Deceitful marketing

The British have taken a stance against the deceitful marketing of videogames. According to Edge Online: “After receiving complaints claiming Call of Duty 2 and Big Red One television adverts intentionally portrayed scenes ‘superior to that of the game itself,’ the Advertising Standards Authority has ordered that Activision pull the ads from air.”

I find this questionable. As one of the commenters on the Edge site implies, everybody knows you can’t trust marketing. People don’t actually believe that the new shampoo would make them look like supermodels. They just like to link themselves emotionally to that idea of a supermodel. It’s the same with games, I think.
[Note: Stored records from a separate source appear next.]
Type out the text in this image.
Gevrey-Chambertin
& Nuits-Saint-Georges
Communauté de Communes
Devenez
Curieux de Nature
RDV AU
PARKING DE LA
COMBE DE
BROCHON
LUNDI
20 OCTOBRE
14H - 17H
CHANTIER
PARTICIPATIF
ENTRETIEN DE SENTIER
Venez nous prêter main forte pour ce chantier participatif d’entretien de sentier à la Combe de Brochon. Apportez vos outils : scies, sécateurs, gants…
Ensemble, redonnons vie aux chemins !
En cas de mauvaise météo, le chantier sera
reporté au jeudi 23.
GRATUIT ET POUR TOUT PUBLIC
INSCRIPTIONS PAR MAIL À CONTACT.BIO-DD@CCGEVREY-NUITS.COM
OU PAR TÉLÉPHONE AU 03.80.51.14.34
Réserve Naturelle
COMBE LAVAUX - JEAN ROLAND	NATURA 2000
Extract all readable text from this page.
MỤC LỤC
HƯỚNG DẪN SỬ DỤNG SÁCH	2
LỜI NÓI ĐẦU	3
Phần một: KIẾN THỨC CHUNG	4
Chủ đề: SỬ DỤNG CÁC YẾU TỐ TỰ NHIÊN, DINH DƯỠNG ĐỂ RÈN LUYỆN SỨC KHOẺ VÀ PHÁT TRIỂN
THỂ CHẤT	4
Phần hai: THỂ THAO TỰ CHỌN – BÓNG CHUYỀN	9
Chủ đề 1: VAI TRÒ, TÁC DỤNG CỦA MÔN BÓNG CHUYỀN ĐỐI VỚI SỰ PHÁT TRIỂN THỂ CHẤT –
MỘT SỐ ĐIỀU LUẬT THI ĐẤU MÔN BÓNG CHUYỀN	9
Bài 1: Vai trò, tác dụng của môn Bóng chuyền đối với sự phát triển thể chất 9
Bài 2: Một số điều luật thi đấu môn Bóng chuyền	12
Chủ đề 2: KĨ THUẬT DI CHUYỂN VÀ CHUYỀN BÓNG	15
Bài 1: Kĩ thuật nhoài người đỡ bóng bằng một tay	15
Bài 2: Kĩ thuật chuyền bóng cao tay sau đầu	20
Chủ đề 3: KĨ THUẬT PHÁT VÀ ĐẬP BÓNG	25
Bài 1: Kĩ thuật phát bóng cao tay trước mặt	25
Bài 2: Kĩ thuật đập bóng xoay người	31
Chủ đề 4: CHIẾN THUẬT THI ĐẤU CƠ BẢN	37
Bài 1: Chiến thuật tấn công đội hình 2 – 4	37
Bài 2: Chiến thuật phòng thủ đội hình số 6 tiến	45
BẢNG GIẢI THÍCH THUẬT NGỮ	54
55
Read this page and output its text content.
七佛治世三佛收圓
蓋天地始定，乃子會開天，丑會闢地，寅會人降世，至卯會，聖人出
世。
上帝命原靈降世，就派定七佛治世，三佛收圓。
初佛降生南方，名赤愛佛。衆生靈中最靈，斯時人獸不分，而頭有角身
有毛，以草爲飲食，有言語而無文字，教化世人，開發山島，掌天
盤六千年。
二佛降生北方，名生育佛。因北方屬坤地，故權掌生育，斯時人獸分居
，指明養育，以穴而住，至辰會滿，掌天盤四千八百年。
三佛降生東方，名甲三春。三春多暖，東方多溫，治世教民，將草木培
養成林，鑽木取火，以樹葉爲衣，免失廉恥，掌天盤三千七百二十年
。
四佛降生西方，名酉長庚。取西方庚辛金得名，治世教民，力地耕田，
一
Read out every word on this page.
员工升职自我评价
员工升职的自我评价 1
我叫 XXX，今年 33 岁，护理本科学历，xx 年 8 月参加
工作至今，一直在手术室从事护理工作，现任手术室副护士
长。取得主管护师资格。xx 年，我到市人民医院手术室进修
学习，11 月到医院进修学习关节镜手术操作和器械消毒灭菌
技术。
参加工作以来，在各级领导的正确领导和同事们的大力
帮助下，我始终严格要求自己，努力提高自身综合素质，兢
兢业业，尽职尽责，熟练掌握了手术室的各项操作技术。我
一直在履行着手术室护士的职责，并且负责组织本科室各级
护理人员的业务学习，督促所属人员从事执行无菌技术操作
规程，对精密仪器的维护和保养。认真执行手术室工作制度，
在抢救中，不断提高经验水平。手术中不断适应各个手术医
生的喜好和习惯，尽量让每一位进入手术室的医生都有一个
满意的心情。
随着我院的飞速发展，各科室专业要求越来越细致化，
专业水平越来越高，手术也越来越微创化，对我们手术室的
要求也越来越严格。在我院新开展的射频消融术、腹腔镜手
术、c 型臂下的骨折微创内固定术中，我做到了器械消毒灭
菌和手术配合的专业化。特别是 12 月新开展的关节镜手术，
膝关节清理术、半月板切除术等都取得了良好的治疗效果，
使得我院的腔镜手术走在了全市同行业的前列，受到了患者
Of course it could be that those unfamiliar with the state of current graphics engines just might think that they would get the level of visual experience that’s in the ads that have now been banned, but I do maintain that it’s meant to be about the feel of the scene portrayed, not the quality of graphics. I was thrilled by the ad, knowing full well that the game wouldn’t be of the same quality visually.

There was a recent Battlefield 2 ad, also shot in first person. It was live footage, using real actors. As the line continues to blur between reality and CGI imagery, when does it become objectionable to use real people to portray a game world in an ad?

Most gamers seem to think it’s wrong to use CGI footage in place of in-game footage when displaying a game for demonstration purposes or advertising. How come it’s any worse when it’s shown from the same angle as the actual game? Once again I’m inclined to think that non-gamers just don’t understand the field well enough to make rulings on the things that matter to us.

Not that the hardcore would ever admit that game advertising has any effect on them.